Understanding Zerodha's Fund Settlement
Zerodha, like other brokers, performs periodic settlements to transfer any excess unutilized funds back to clients. This process is mandated by regulators to protect client funds and ensure that money not actively used for trading remains in the client's bank account.
Key Aspects of Fund Payouts:
- Frequency: The settlement is conducted on a quarterly basis. This means that funds lying unused for a period are reviewed and transferred back every 90 days.
- What is Returned: All excess unutilized funds from the last quarter (90 days) are identified and processed for transfer.
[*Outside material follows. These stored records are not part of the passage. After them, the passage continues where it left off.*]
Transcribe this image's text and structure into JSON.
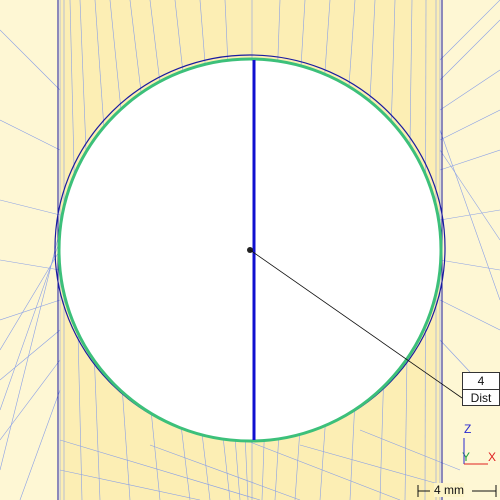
{
  "viewport": {
    "background_color": "#fdf4c8",
    "mesh_color": "#8aa0e6",
    "outer_circle_color": "#1a1aa0",
    "inner_circle_color": "#3cc07a",
    "radius_line_color": "#1010d0"
  },
  "dimension": {
    "value": "4",
    "label": "Dist"
  },
  "triad": {
    "z": "Z",
    "y": "Y",
    "x": "X",
    "z_color": "#2a2ad0",
    "y_color": "#20a040",
    "x_color": "#e02020"
  },
  "scale": {
    "label": "4 mm"
  }
}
This refers to money in your trading account that hasn't been used for trades or kept as margin for open positions.
- How Funds are Returned: The transfer of these funds back to your linked bank account is facilitated through secure electronic payment methods.
Transfer Methods and Timings
Zerodha uses standard banking channels to ensure your funds reach you efficiently:
Transfer Method | Description | RBI Acceptance Timings (Approx.) |
---|---|---|
NEFT | National Electronic Funds Transfer – suitable for smaller amounts. | Until 07:00 PM |
RTGS | Real-Time Gross Settlement – generally used for larger, high-value transfers. | Until 06:00 PM |
On the day of settlement, the funds are debited from your trading account and credited to your registered bank account. The exact crediting time depends on your bank's processing timelines after Zerodha initiates the transfer.
This systematic return of unused funds ensures that your money is not unnecessarily held by the broker and remains accessible in your personal bank account.